Ritual celta de Año Nuevo


La cultura celta antigua tenía la característica principal de adorar y venerar a la naturaleza, dándole toda la importancia que la misma se merece, es por eso que la mayoría de los rituales celtas están relacionados con ella.

Los celtas consideraban que la naturaleza tenía vida propia, y siempre elegían escenarios tales como los bosques o las montañas para llevar a cabo sus ceremonias. Los sacerdotes celtas, por su parte, solían convivir rodeados de flora y fauna, y gracias a esta convivencia, conocían los secretos de cada uno de los animales, y cada una de las plantas. Por otra parte, las velas eran una herramienta fundamental en todos los rituales celtas y uno de lo rituales más conocidos de esta cultura era el año nuevo druida, en donde buscaban armonizar las fuerzas provenientes de la naturaleza utilizando agua de rosas, velas violetas y miel. Para realizar este ritual tan famoso de la cultura, los druidas se bañaban con el agua de rosas y con la miel, generalmente a la tarde, unas horas antes a la puesta del sol el día 27 de octubre. Una vez que el baño terminaba, se vestían en una túnica negra y se adentraban en los bosques más profundos para que estar rodeados de naturaleza y poder llevar a cabo una suerte de meditación con la finalidad de entrar en contacto con ella.

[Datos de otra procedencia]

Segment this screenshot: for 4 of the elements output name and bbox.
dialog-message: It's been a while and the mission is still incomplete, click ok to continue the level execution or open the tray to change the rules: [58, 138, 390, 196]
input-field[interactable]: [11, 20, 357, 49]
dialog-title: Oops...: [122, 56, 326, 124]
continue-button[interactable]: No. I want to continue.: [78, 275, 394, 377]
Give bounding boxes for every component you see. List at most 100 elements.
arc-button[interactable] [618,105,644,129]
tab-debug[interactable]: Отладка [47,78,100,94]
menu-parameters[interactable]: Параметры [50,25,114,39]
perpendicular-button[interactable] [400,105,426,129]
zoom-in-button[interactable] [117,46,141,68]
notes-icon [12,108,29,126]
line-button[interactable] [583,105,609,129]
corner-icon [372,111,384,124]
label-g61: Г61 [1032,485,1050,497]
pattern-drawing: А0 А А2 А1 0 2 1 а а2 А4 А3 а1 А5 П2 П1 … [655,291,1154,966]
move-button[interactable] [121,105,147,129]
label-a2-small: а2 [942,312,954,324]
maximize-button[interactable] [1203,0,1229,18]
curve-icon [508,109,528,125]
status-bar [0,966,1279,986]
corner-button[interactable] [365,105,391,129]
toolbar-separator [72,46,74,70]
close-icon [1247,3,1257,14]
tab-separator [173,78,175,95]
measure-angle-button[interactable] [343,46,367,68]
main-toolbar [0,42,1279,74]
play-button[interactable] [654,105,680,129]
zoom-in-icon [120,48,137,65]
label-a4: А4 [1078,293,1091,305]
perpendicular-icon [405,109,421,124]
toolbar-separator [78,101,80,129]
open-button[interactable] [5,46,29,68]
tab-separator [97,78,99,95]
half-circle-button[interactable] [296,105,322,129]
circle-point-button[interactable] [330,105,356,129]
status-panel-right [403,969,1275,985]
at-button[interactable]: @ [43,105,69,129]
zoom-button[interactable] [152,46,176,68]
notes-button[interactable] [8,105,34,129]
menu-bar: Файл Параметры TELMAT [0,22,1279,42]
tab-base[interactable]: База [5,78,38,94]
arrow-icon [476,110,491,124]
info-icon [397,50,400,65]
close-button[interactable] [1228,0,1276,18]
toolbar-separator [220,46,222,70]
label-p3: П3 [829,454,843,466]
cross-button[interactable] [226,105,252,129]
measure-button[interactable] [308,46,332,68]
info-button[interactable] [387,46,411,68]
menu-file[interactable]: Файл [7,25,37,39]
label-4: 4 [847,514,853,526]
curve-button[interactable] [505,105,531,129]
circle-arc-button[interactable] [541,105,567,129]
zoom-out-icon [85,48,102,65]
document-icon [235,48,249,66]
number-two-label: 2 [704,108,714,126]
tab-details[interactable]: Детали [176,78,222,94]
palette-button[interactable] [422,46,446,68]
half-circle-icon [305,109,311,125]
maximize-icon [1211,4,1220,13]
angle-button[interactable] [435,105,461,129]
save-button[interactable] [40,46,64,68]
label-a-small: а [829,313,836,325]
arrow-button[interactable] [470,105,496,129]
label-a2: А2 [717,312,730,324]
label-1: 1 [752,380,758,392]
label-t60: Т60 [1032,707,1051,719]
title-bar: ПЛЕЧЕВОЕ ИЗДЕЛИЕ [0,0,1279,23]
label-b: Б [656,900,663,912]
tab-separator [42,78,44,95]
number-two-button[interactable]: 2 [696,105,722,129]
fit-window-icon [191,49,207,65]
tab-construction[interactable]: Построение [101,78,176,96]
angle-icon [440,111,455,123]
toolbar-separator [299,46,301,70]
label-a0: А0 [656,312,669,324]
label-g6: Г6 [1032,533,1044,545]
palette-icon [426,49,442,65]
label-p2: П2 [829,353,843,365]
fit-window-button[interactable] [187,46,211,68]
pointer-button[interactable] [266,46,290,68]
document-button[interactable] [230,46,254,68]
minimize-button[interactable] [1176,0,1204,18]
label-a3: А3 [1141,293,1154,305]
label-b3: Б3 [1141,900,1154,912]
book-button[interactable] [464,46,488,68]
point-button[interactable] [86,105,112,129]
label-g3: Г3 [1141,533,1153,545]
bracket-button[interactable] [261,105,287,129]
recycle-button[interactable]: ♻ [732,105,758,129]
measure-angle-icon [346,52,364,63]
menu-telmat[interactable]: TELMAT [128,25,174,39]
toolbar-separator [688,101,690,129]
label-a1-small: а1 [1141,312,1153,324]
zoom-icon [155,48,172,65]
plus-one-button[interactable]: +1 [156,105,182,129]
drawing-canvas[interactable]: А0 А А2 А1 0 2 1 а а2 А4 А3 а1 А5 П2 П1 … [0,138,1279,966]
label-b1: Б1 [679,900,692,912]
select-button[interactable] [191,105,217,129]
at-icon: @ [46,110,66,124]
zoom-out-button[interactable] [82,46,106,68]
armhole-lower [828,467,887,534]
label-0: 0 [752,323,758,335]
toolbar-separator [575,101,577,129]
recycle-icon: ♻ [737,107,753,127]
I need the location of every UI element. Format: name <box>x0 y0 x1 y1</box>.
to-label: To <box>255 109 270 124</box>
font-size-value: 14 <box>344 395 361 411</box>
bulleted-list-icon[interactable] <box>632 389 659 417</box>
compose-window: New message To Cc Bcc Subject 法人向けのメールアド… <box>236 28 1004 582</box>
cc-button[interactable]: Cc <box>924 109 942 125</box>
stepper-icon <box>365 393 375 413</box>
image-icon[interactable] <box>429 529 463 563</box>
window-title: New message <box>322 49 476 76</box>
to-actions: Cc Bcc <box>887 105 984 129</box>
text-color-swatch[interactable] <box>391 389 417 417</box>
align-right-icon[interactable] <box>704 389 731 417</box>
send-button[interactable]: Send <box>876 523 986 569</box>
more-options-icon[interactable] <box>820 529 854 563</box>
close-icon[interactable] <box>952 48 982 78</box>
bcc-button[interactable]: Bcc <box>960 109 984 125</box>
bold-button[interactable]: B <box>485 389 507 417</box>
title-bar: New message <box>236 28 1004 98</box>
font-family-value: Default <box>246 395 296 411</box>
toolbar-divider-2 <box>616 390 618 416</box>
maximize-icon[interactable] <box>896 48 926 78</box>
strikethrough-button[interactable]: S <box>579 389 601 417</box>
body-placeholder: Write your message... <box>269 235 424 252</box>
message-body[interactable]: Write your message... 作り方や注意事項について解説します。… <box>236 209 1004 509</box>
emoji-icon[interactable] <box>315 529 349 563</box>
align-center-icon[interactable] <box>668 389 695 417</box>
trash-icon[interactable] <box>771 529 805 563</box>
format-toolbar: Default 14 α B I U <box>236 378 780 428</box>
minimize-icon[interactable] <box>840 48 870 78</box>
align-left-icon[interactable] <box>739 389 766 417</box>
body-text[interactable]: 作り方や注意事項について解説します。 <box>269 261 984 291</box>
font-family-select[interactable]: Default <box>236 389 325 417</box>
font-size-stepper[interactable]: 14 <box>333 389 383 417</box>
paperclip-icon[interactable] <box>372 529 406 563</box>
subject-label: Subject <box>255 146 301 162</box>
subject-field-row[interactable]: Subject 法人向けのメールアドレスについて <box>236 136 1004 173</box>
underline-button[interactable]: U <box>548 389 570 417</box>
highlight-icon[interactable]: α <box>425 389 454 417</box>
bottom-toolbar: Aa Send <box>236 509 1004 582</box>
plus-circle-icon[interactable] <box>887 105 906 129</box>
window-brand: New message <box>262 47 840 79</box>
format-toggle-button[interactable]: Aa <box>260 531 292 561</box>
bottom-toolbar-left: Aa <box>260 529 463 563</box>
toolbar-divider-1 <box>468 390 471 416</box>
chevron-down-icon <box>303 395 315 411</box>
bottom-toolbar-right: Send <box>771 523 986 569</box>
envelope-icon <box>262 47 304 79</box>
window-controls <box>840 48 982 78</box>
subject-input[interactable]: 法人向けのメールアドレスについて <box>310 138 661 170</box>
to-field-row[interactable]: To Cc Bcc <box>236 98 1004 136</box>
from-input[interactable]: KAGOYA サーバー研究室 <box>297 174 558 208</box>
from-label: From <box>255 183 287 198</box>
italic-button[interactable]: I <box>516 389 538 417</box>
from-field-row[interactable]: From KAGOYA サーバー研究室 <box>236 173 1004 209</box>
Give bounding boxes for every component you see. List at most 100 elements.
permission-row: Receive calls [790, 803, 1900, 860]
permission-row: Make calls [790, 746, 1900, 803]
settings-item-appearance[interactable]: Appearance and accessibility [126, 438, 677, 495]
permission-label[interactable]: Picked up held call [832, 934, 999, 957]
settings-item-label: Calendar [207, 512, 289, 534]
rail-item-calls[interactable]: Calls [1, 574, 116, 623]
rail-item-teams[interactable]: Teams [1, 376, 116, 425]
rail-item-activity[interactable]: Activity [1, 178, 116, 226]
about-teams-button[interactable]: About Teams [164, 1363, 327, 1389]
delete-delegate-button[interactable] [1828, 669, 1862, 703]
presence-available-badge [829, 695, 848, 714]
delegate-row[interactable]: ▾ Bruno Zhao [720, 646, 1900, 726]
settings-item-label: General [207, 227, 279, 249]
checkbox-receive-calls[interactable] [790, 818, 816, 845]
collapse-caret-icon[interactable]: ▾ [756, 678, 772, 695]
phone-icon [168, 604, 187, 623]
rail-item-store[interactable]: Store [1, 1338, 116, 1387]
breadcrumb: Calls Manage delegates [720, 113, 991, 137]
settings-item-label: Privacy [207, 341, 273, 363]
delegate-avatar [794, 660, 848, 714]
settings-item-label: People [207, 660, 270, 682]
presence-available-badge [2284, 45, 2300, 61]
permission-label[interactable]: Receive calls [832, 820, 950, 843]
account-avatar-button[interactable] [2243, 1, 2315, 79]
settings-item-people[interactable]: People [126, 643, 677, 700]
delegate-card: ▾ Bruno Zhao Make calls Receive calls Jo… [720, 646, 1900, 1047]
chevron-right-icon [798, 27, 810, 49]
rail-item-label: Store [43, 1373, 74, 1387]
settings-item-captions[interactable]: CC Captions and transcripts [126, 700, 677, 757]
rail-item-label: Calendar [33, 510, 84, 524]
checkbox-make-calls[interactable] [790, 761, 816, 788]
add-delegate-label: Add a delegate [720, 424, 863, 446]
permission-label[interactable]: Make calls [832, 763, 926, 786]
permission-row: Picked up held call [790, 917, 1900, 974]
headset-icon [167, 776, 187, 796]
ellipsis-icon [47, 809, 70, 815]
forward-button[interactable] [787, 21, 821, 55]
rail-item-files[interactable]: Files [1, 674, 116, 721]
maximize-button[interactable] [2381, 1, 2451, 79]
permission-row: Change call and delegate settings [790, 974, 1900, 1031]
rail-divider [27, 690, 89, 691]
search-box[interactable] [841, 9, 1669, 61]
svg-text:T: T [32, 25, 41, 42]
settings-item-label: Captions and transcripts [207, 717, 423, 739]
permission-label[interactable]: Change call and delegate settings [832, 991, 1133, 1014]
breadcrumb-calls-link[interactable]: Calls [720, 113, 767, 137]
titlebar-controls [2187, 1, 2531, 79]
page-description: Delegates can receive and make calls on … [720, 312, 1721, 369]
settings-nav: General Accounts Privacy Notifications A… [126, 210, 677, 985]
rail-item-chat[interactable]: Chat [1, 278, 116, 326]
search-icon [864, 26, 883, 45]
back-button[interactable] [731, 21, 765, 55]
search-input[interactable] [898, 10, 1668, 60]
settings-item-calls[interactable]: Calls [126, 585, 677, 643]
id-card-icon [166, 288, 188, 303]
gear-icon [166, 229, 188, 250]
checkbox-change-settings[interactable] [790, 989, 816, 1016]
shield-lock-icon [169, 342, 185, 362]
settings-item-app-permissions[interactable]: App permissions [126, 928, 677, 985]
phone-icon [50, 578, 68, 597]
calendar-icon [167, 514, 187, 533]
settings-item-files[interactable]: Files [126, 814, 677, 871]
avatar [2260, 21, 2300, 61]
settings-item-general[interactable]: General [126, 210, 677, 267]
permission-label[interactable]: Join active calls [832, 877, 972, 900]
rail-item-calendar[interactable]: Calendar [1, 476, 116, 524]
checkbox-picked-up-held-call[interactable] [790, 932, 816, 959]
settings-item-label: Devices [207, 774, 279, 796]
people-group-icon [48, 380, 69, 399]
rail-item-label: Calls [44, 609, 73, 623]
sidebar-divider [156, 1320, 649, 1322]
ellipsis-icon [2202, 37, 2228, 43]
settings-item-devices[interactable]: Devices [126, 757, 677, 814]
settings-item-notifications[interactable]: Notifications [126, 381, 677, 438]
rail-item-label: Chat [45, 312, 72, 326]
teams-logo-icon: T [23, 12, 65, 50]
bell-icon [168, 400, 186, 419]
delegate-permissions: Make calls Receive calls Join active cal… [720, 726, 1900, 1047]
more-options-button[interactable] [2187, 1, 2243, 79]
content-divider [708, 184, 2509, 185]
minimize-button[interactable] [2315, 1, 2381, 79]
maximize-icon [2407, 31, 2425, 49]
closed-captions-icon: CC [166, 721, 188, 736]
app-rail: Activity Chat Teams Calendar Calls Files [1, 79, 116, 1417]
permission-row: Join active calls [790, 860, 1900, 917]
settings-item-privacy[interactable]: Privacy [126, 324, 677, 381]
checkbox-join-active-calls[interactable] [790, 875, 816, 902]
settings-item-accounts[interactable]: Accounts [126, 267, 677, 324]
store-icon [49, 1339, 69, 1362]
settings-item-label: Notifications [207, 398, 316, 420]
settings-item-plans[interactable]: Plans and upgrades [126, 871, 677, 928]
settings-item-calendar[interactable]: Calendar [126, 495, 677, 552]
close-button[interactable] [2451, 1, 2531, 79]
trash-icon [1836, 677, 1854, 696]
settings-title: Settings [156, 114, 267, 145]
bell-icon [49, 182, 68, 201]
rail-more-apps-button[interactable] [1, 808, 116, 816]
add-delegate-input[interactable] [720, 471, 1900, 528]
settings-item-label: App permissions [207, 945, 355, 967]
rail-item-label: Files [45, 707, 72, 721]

Al día siguiente, el 28 de octubre, repetían exactamente lo realizado el día anterior, pero una vez estando en el bosque prendían 4 velas: una roja que simbolizaba al amor, una verde para que todas las decisiones que sean tomadas durante el año nuevo sean las correctas, una azul para que la tranquilidad los acompañe y una amarilla para la prosperidad. Estos rituales celtas duraban tres días, y el tercero era el más importante; el 29 de octubre solían amanecer temprano y tomar otro baño de miel y agua de rosas, pero en este caso la tarea que debían hacer durante ese día era la de cazar un jabalí para la cena de fin de año.

Generalmente los druidas solían buscar al animal adentrándose y caminando por el bosque, el mismo bosque en donde habían prendido las velas el día anterior; es importante destacar el hecho de que el jabalí era el animal elegido para la cena de fin de año de los druidas porque el mismo, según la cultura celta, poseía una enorme carga mística y energética, algo que también lo hacia parte fundamental en cada uno de los rituales celtas mágico que solían ser llevados a cabo, tanto en las festividades como en los rituales celtas característicos de la cultura. Una vez visualizado el jabalí, debían cazarlo pero si la utilización de ningún tipo de arma y cuando lo tenían en sus manos, el jabalí debía ser colocado bajo el fuego provocado pos las cuatro velas prendidas el día anterior. Como bien dijimos este era uno de los rituales celtas más importantes, y éste finalizaba el mismo 29 de diciembre, en el momento en que los druidas se sentaban a la mesa junto con su familia a comer el jabalí cazado. Un detalle importante que merece ser destacado acerca de este tipo de rituales celtas es que la gente hasta el día de hoy lo sigue practicando. Debido a que por razones lógicas, una persona no puede salir de cacería por un jabalí, los rituales celtas de fin de año en la actualidad se llevan a cabo de igual manera, es decir, realizando el baño y el encendido de la velas en el bosque (también puede ser el jardín de la casa, lo importante es que la persona tenga un espacio y un momento para estar en contacto con la naturaleza), pero el tercer día del ritual, durante el baño de agua de rosas y miel, quien este llevando a cabo el ritual debe visualizarse así mismo cazando el jabalí de la misma manera que lo hacían los Druidas de su época.